Folk Arts

CONTEMPORARY TRENDS
Revivals.
The revived interest in national folk dances is generally dissociated
from tradition, unless a folk dance group has a leader with
folkloric knowledge. Folk dancing inspires the weekly gatherings
of groups in civic centres, colleges, and other centres, even
the entire schedules of summer folk-dance camps. Congresses
sponsored by the Folk Dance Federation of California produced
a uniform repertoire for groups throughout
North America. In addition,
new immigrants introduced occasional new dances. Most of these
groups dance for the sheer pleasure of dance, and more expert
ensembles stage programs and enter contests, both in the New
and Old World. But although such revivals and the consequent
preservation of traditions were heartening and brought about
good fellowship, healthful exercise, and, avowedly, international
understanding, such dancing had no connection with the aboriginal
purposes of folk dancing, which continued only in villages or
on Indian reservations.
The modern style of
costuming is an exteme
departure from the masks for spirit impersonators and the symbolic
designs painted or woven on all costumes of the ritual dances.
Such paraphernalia survived in some dances that straddle ritualism
and folk dance, as the animal and corn dances of the
Pueblo Indians.
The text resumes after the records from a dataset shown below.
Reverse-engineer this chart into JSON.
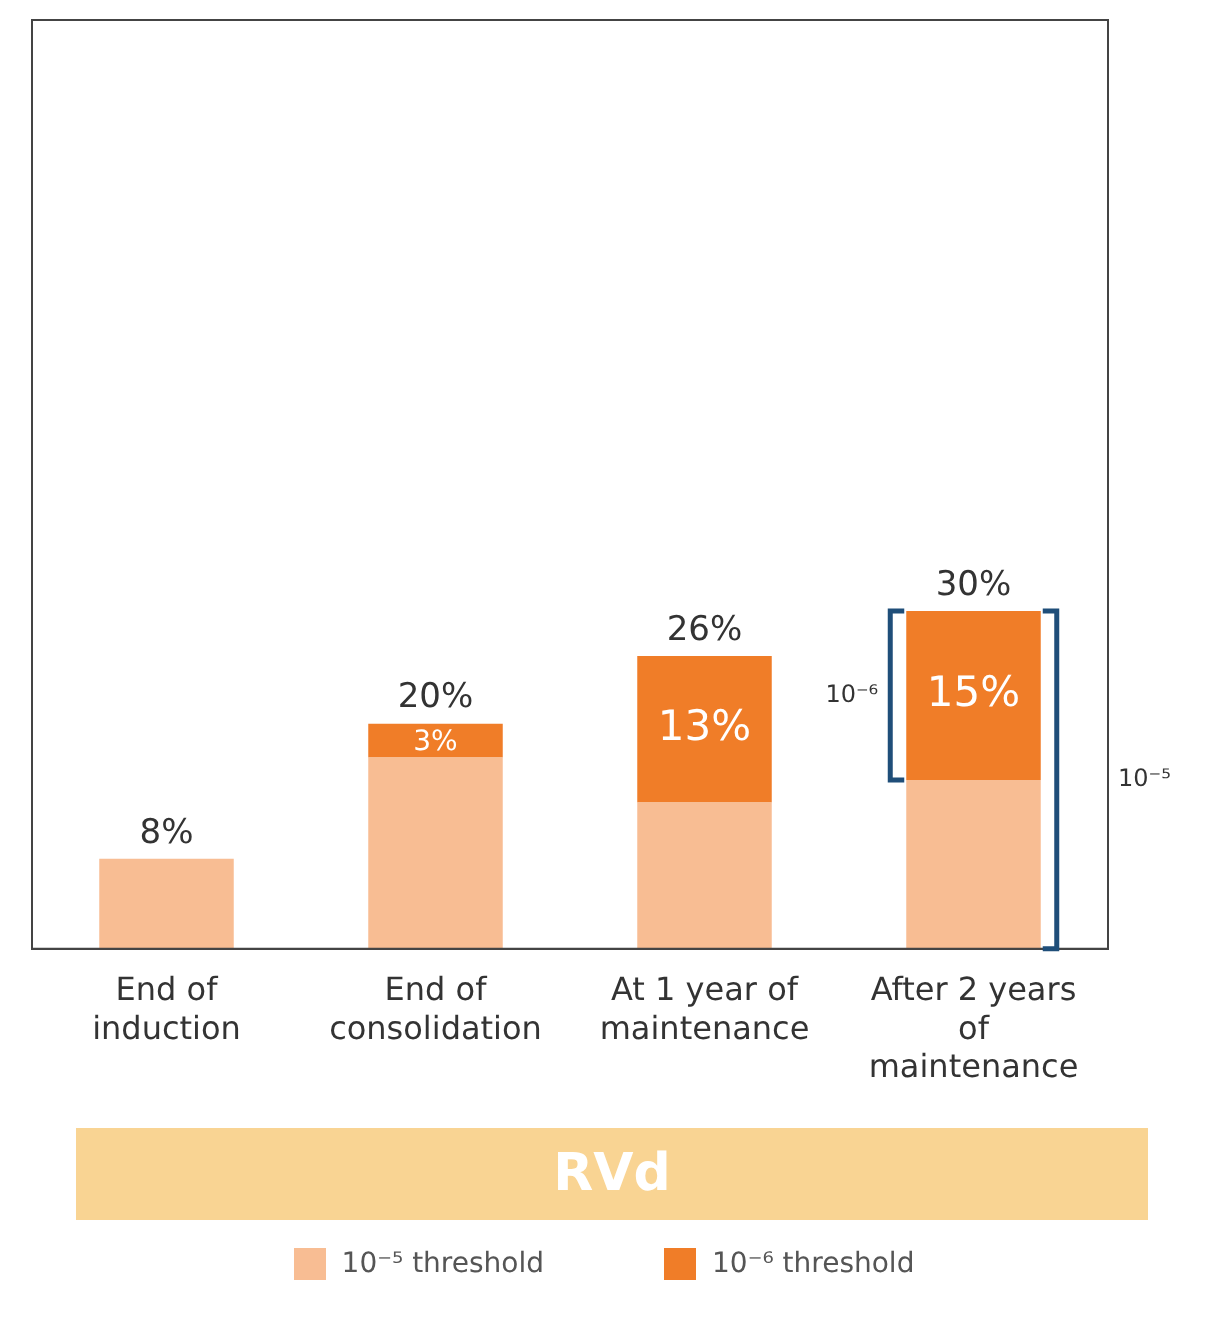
{
  "chart_data": {
    "type": "bar",
    "stacked": true,
    "categories": [
      "End of induction",
      "End of consolidation",
      "At 1 year of maintenance",
      "After 2 years of maintenance"
    ],
    "series": [
      {
        "name": "10⁻⁵ threshold",
        "color": "#f8bd93",
        "values": [
          8,
          17,
          13,
          15
        ]
      },
      {
        "name": "10⁻⁶ threshold",
        "color": "#f07d28",
        "values": [
          null,
          3,
          13,
          15
        ],
        "value_labels": [
          null,
          "3%",
          "13%",
          "15%"
        ]
      }
    ],
    "totals": [
      "8%",
      "20%",
      "26%",
      "30%"
    ],
    "annotations": [
      "RVd",
      "10⁻⁶",
      "10⁻⁵"
    ],
    "tick_labels": "x",
    "grid": false,
    "legend": "bottom"
  }
}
But the
trend was increasingly toward contemporary dress. Even the Iroquois
ritualists usually wore ordinary clothes. Members of folk dance
clubs rarely wore traditional costumes at their informal gatherings,
although these clothes were customary for staged programs.
As a contrasting trend, professional folkloric troupes exaggerated
costume effects, doubled the volume of skirts, added spangles,
and increased the instrumental volume and the tempo. Frequently
the directors composed scenarios, as in the reconstructions
of Aztec rituals by the Ballet Folklórico de
México. Their
spectacles have a great audience appeal, compensating in part
for the nonkinetic and the prosaic in modern folk dancing.